The Gemma 3 Family
Google released Gemma 3 in March 2025 with four sizes: 1B, 4B, 12B, and 27B. All four support multimodal input (images + text), 128k context, and 140+ languages. The 27B flagship is the focus here — it is the model that attracted attention for outperforming much larger models.
Benchmark Results
| Model | MMLU | Parameters | Context | |---|---|---|---| | Gemma 3 27B | 67.5% | 27B | 128k | | Llama 3.3 70B | 65.4% | 70B | 128k | | Gemma 3 12B | 62.4% | 12B | 128k | | Qwen 2.5 32B | 71.1% | 32B | 128k |
The 27B vs 70B comparison is the headline: Gemma 3 27B (67.5%) outperforms Llama 3.3 70B (65.4%) on MMLU at less than half the parameter count. On MATH (competition mathematics), Gemma 3 27B scores 89.0% — above Llama 3.3 70B's 77.0%.
The Qwen 2.5 32B (71.1%) still leads Gemma 3 27B on MMLU, so Qwen remains the top performer in the 27–32B range for pure language tasks.
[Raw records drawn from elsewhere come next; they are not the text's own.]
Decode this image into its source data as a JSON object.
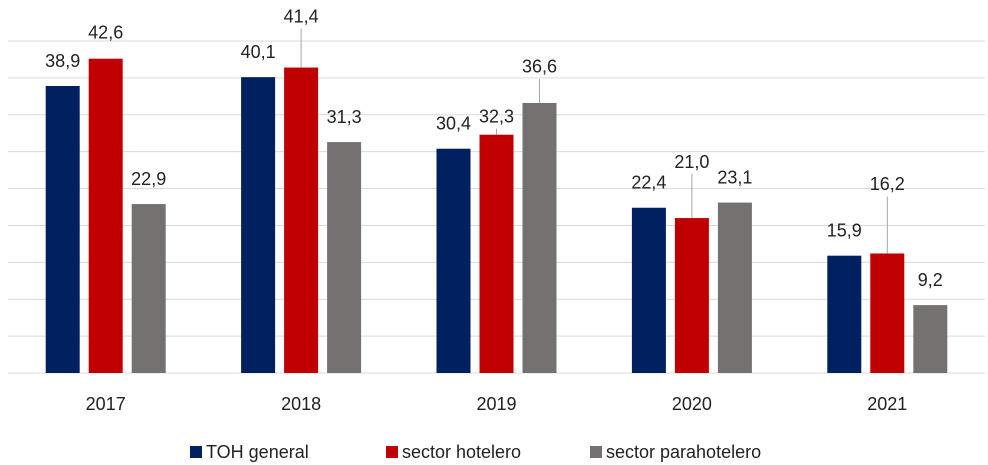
{
  "chart_data": {
    "type": "bar",
    "categories": [
      "2017",
      "2018",
      "2019",
      "2020",
      "2021"
    ],
    "series": [
      {
        "name": "TOH general",
        "color": "#002060",
        "values": [
          38.9,
          40.1,
          30.4,
          22.4,
          15.9
        ],
        "value_labels": [
          "38,9",
          "40,1",
          "30,4",
          "22,4",
          "15,9"
        ]
      },
      {
        "name": "sector hotelero",
        "color": "#c00000",
        "values": [
          42.6,
          41.4,
          32.3,
          21.0,
          16.2
        ],
        "value_labels": [
          "42,6",
          "41,4",
          "32,3",
          "21,0",
          "16,2"
        ]
      },
      {
        "name": "sector parahotelero",
        "color": "#767171",
        "values": [
          22.9,
          31.3,
          36.6,
          23.1,
          9.2
        ],
        "value_labels": [
          "22,9",
          "31,3",
          "36,6",
          "23,1",
          "9,2"
        ]
      }
    ],
    "ylim": [
      0,
      45
    ],
    "yticks": [
      0,
      5,
      10,
      15,
      20,
      25,
      30,
      35,
      40,
      45
    ],
    "grid": true,
    "legend": "bottom"
  }
}
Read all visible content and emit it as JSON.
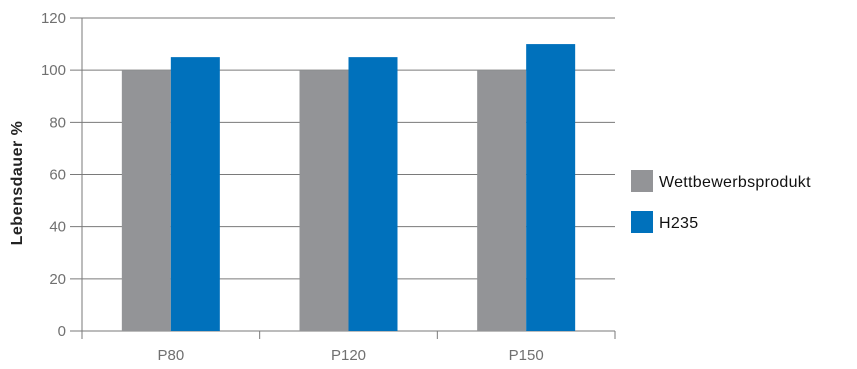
{
  "chart_data": {
    "type": "bar",
    "title": "",
    "xlabel": "",
    "ylabel": "Lebensdauer %",
    "ylim": [
      0,
      120
    ],
    "yticks": [
      0,
      20,
      40,
      60,
      80,
      100,
      120
    ],
    "grid": true,
    "legend_position": "right",
    "categories": [
      "P80",
      "P120",
      "P150"
    ],
    "series": [
      {
        "name": "Wettbewerbsprodukt",
        "values": [
          100,
          100,
          100
        ],
        "color": "#939497"
      },
      {
        "name": "H235",
        "values": [
          105,
          105,
          110
        ],
        "color": "#0071bc"
      }
    ]
  }
}
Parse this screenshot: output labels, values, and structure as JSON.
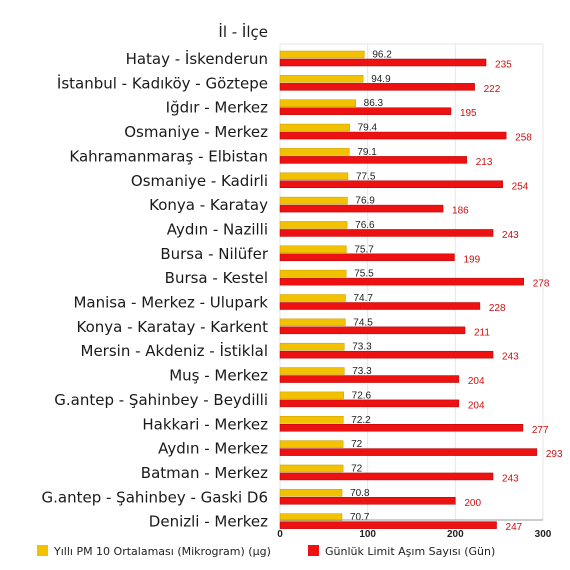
{
  "chart_data": {
    "type": "bar",
    "orientation": "horizontal",
    "category_header": "İl - İlçe",
    "categories": [
      "Hatay - İskenderun",
      "İstanbul - Kadıköy - Göztepe",
      "Iğdır - Merkez",
      "Osmaniye - Merkez",
      "Kahramanmaraş - Elbistan",
      "Osmaniye - Kadirli",
      "Konya - Karatay",
      "Aydın - Nazilli",
      "Bursa - Nilüfer",
      "Bursa - Kestel",
      "Manisa - Merkez - Ulupark",
      "Konya - Karatay - Karkent",
      "Mersin - Akdeniz - İstiklal",
      "Muş - Merkez",
      "G.antep - Şahinbey - Beydilli",
      "Hakkari - Merkez",
      "Aydın - Merkez",
      "Batman - Merkez",
      "G.antep - Şahinbey - Gaski D6",
      "Denizli - Merkez"
    ],
    "series": [
      {
        "name": "Yıllı PM 10 Ortalaması (Mikrogram) (μg)",
        "color": "#f2c200",
        "values": [
          96.2,
          94.9,
          86.3,
          79.4,
          79.1,
          77.5,
          76.9,
          76.6,
          75.7,
          75.5,
          74.7,
          74.5,
          73.3,
          73.3,
          72.6,
          72.2,
          72,
          72,
          70.8,
          70.7
        ],
        "labels": [
          "96.2",
          "94.9",
          "86.3",
          "79.4",
          "79.1",
          "77.5",
          "76.9",
          "76.6",
          "75.7",
          "75.5",
          "74.7",
          "74.5",
          "73.3",
          "73.3",
          "72.6",
          "72.2",
          "72",
          "72",
          "70.8",
          "70.7"
        ]
      },
      {
        "name": "Günlük Limit Aşım Sayısı (Gün)",
        "color": "#ee1111",
        "values": [
          235,
          222,
          195,
          258,
          213,
          254,
          186,
          243,
          199,
          278,
          228,
          211,
          243,
          204,
          204,
          277,
          293,
          243,
          200,
          247
        ],
        "labels": [
          "235",
          "222",
          "195",
          "258",
          "213",
          "254",
          "186",
          "243",
          "199",
          "278",
          "228",
          "211",
          "243",
          "204",
          "204",
          "277",
          "293",
          "243",
          "200",
          "247"
        ]
      }
    ],
    "xlim": [
      0,
      300
    ],
    "xticks": [
      0,
      100,
      200,
      300
    ],
    "xtick_labels": [
      "0",
      "100",
      "200",
      "300"
    ],
    "grid": true,
    "legend": "bottom"
  }
}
Gemma 3 27B's advantage is multimodal support combined with competitive language scores.
Multimodal Image Understanding
from transformers import AutoProcessor, Gemma3ForConditionalGeneration
import torch
from PIL import Image
model_id = "google/gemma-3-27b-it"
processor = AutoProcessor.from_pretrained(model_id)
model = Gemma3ForConditionalGeneration.from_pretrained(
model_id,
torch_dtype=torch.bfloat16,
device_map="auto",
)
image = Image.open("product_photo.jpg")
messages = [
{
"role": "user",
"content": [
{"type": "image", "image": image},
{"type": "text", "text": "Describe all the product details visible in this image, including brand, model, color, and condition."},
],
}
]
inputs = processor.apply_chat_template(
messages,
add_generation_prompt=True,
tokenize=True,
return_tensors="pt",
).to(model.device)
output = model.generate(**inputs, max_new_tokens=512)
print(processor.decode(output[0], skip_special_tokens=True))
140+ Language Support
Gemma 3 was trained on a significantly more multilingual dataset than Gemma 2. While Llama 3.3 70B is primarily English with good multilingual coverage, Gemma 3 was explicitly designed for breadth — 140+ languages with quality emphasis on under-resourced languages.
This makes Gemma 3 relevant for deployments targeting South Asian, African, and Southeast Asian language markets where most frontier models have limited training data.
Free GPU Access via Kaggle
Kaggle provides free access to Nvidia T4 (15GB) and P100 (16GB) GPUs. For Gemma 3 27B, you need the quantized version (Q4_K_M at ~16GB), which fits on Kaggle's free tier:
# Kaggle notebook — free T4 GPU
!pip install -q bitsandbytes transformers accelerate
from transformers import AutoTokenizer, AutoModelForCausalLM, BitsAndBytesConfig
quantization_config = BitsAndBytesConfig(load_in_4bit=True)
model = AutoModelForCausalLM.from_pretrained(
"google/gemma-3-27b-it",
quantization_config=quantization_config,
device_map="auto",
)
KerasHub Integration
import keras_hub
gemma = keras_hub.models.Gemma3CausalLM.from_preset("gemma3_instruct_27b")
gemma.generate("Explain gradient descent in three sentences:", max_length=200)
KerasHub handles weight loading, tokenization, and generation in a few lines. It also supports JAX backends, enabling TPU inference for high-throughput serving.